Darren, who’d received the restraining order and then buried an ax in her front door.
Their relationship had been strained for a long time, probably longer than Julia
had truly realized. It had only been maybe three or four months into the relationship before the first of the quirks appeared. These came in the form of mildly critical and condescending comments toward her and disdain of her relationships with others. He didn’t quite call her fat, but he’d shake his head and comment that it was a good thing he was so accepting of her body and the weight he saw she’d gained. He didn’t outright accuse her of cheating, but he’d get so mad when he even thought she was looking at someone else, or paying too much attention to another man at a party. His tone of voice, his implications and suggestions, and his disapproving looks said far more about his thinking her stupid than any name-calling could. And those things made her second-guess her own words and actions. She began to watch everything she ate, even when he wasn’t around. She watched what she said, avoided eye contact with most men, even watched how she dressed. Suddenly, all her endearing quirks had come to annoy him, as they inevitably did everyone, she supposed. She was, after all, flawed, and maybe she wasn’t quite seeing the impropriety of her behavior. Maybe she was letting herself go. Maybe she really was embarrassing herself, and him, too. She tried to be more on top of her looks, more conservative and tasteful in her dress, more thoughtful and sensitive to his needs, more careful, more observant of how she conducted herself. She tried to be more.
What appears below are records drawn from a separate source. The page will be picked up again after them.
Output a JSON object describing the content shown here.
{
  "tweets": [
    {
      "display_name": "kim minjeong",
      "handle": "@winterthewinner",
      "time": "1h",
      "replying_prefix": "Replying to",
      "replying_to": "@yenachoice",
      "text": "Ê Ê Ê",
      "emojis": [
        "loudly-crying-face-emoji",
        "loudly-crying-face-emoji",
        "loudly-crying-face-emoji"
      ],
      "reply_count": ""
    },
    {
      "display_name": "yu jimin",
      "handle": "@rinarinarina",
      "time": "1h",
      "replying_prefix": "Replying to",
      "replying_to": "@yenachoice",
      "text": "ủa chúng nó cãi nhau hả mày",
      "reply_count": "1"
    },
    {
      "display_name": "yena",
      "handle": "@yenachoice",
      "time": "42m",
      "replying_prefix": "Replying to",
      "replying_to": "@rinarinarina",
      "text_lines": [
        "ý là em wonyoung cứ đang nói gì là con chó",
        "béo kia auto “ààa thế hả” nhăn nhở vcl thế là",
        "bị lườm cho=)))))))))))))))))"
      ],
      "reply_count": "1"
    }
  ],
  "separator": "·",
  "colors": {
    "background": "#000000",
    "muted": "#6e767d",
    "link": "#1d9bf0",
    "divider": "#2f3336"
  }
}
It wasn’t enough, and over time, she let him convince her that she had changed, as all women eventually change, revealing their shallow self-centeredness, their capacity, like feral and predatory things, to lie and manipulate their way into men’s beds and wallets. All women, he told her, were that way underneath. It was a survival mechanism to be so, because they were essentially weak and worthless. They wanted men to think for them, take care of them, put them on pedestals, but that only gave them a sense of entitlement to run roughshod over everybody and everything.